NorthPoint Health & Wellness Center
NorthPoint Health and Wellness Center offers an innovative project called Healing Opioid Addiction through Whole Person Support (HOAWPS). The Center serves residents of North Minneapolis — particularly African American men — struggling with opioid use disorder. HOAWPS conducts outreach, helps clients stabilize prior to entering treatment, continues to access needed services during treatment, and helps those in need achieve personally identified goals related to their health and well-being. The program provides culturally responsive, whole-person care including access to housing, food, employment, legal and other services as needed to help clients achieve and maintain stability and sobriety.
Northwest Indian Community Development Center
The Northwest Indian Community Development Center in Bemidji offers an Anishinaabe Care Coordination model to deliver and enhance opioid use disorder prevention, treatment and recovery supports through an integrated community response. The center advances a tribally-driven approach to optimal chronic pain management grounded in culturally relevant practices, provides access high quality prenatal care and family support and reunification, and increases access to healing-centered environments for those returning home from incarceration or court ordered inpatient treatment, with special prioritization for prenatal/postnatal care.
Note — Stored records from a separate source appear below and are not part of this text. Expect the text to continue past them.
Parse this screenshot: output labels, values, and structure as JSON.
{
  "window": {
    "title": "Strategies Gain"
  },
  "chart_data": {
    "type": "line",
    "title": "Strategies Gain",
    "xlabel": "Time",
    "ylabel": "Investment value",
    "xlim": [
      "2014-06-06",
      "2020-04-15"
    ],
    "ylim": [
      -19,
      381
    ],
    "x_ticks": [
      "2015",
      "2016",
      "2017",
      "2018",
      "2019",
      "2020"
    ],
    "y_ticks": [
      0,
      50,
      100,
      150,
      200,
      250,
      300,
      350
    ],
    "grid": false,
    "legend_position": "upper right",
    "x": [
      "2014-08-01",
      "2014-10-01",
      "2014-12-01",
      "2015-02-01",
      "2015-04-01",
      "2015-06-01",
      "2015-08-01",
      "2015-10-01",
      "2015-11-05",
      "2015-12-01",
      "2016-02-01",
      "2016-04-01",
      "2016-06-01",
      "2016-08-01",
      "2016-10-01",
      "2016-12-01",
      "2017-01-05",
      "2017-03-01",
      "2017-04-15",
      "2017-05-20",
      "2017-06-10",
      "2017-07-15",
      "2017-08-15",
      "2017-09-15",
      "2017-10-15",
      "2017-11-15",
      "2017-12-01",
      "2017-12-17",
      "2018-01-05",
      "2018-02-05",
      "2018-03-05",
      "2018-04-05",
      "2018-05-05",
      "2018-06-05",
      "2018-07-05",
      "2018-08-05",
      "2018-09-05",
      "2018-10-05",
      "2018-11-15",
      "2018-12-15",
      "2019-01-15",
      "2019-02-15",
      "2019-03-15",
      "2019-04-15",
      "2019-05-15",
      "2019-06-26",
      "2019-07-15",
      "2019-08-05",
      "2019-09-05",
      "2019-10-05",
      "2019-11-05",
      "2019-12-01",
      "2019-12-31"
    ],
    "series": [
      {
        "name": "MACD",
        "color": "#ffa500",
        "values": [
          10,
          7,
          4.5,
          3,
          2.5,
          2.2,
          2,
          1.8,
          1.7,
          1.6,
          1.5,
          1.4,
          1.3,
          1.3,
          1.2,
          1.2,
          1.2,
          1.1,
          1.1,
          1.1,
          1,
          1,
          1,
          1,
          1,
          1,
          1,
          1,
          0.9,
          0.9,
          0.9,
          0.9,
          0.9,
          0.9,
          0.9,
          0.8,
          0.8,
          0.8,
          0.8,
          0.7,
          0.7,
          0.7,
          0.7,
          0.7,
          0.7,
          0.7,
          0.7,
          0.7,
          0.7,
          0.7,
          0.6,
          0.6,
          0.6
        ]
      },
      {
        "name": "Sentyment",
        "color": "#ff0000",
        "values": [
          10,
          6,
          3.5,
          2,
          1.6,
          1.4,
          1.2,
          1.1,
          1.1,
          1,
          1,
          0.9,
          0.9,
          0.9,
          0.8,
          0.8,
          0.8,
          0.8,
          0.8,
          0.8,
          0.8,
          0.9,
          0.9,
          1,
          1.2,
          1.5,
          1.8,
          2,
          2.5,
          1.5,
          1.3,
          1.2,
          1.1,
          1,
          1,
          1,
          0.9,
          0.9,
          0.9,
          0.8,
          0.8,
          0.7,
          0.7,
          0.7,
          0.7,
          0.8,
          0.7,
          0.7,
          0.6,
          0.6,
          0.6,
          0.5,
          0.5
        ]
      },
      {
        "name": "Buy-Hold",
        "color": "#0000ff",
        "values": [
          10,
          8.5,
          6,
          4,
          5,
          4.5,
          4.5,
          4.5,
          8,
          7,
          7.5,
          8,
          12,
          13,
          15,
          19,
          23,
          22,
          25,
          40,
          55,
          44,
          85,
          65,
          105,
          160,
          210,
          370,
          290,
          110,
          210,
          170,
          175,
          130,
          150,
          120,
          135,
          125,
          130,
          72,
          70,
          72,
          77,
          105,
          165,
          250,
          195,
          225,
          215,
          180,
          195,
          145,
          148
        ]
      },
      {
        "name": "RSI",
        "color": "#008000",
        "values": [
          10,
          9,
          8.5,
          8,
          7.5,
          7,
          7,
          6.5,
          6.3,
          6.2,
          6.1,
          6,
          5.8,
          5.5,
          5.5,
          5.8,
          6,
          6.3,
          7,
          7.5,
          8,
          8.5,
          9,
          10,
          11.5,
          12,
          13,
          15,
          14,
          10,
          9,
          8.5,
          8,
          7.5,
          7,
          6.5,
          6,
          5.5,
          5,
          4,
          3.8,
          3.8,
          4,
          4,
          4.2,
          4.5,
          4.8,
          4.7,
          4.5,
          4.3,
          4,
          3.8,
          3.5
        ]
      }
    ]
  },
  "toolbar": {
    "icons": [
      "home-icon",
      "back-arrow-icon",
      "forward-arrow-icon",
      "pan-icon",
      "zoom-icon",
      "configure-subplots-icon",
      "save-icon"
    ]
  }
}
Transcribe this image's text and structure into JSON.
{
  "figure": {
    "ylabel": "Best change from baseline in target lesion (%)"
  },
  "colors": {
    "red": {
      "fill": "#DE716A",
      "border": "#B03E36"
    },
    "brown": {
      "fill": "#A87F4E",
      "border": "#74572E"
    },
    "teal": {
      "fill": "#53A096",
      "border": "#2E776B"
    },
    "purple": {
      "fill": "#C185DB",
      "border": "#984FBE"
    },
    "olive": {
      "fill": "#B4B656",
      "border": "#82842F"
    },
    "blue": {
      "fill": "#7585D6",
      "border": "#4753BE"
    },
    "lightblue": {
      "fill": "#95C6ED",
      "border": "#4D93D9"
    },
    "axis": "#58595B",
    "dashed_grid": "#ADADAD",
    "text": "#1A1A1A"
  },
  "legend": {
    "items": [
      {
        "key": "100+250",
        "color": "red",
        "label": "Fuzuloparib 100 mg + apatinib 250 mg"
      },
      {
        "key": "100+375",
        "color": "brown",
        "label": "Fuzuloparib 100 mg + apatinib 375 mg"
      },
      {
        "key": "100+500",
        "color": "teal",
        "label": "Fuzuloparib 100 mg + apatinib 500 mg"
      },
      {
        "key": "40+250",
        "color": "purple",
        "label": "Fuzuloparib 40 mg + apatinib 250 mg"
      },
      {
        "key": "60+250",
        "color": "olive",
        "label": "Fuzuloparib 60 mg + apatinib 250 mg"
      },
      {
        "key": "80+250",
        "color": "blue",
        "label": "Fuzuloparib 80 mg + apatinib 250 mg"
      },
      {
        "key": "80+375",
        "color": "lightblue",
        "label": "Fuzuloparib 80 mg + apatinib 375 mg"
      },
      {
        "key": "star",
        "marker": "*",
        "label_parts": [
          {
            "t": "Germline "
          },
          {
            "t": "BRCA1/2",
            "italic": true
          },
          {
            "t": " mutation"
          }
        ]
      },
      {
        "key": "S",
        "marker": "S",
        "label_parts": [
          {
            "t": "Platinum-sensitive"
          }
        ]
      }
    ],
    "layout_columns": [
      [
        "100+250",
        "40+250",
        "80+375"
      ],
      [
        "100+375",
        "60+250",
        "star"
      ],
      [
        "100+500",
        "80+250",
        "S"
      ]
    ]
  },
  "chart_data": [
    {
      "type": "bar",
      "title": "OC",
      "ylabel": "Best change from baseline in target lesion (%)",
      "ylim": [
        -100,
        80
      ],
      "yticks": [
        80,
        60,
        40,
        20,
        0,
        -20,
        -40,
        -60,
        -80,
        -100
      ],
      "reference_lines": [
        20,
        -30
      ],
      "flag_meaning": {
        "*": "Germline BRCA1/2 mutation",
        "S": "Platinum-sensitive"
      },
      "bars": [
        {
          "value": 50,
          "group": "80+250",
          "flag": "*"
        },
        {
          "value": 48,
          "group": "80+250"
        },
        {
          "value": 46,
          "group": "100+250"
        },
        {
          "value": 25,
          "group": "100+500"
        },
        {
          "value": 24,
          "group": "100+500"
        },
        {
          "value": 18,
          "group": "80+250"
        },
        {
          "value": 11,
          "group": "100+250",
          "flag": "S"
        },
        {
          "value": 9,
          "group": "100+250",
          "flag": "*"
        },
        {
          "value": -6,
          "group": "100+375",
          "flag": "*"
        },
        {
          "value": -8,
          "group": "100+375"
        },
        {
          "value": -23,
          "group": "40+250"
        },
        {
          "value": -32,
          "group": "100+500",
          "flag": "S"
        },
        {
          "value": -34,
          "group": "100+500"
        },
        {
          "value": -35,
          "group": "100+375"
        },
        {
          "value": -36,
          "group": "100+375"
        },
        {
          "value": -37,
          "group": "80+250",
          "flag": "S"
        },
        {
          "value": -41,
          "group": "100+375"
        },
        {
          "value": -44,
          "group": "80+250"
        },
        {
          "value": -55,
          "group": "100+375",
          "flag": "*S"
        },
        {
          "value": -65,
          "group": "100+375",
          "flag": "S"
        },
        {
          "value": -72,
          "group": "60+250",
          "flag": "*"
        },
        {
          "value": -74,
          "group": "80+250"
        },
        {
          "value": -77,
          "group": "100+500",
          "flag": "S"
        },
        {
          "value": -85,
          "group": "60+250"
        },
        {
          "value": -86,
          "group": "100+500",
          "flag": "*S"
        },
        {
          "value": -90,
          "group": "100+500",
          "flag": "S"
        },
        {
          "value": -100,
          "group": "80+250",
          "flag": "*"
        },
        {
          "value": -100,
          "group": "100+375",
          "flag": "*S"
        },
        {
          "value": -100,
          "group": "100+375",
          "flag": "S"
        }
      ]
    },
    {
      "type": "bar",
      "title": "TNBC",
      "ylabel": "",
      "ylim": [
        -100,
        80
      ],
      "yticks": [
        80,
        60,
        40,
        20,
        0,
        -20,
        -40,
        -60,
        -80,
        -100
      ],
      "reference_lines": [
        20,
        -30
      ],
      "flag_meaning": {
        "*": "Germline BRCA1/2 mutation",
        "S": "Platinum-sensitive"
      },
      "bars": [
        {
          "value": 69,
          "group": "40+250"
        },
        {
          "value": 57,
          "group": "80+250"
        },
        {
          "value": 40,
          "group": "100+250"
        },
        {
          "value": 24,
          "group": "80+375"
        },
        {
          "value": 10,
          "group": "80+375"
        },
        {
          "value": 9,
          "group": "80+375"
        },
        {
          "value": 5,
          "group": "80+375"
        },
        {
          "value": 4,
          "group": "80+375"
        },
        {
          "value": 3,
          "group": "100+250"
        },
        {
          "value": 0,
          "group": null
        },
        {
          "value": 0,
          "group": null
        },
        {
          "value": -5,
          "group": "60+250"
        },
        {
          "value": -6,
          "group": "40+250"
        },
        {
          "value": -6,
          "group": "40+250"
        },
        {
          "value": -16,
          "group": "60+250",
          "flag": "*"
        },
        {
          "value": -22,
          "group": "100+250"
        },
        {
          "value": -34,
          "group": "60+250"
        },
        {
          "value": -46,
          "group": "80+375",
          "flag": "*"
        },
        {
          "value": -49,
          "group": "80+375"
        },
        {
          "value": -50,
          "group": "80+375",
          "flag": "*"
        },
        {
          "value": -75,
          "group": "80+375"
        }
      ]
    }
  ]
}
PHS Indian Hospital Collaborative
The PHS Indian Hospital, also known as the Red Lake Hospital, works within the Red Lake Helping Hands Collaborative to expand access to medication-assisted treatment (MAT) services, reduce assessment wait times, facilitate MAT induction for pregnant women, expand access to withdrawal management services, and improve care coordination for clients with opioid use disorder. The Red Lake Helping Hands Collaborative includes the Chemical Health Program, Red Lake Courts, and Family and Children’s Services.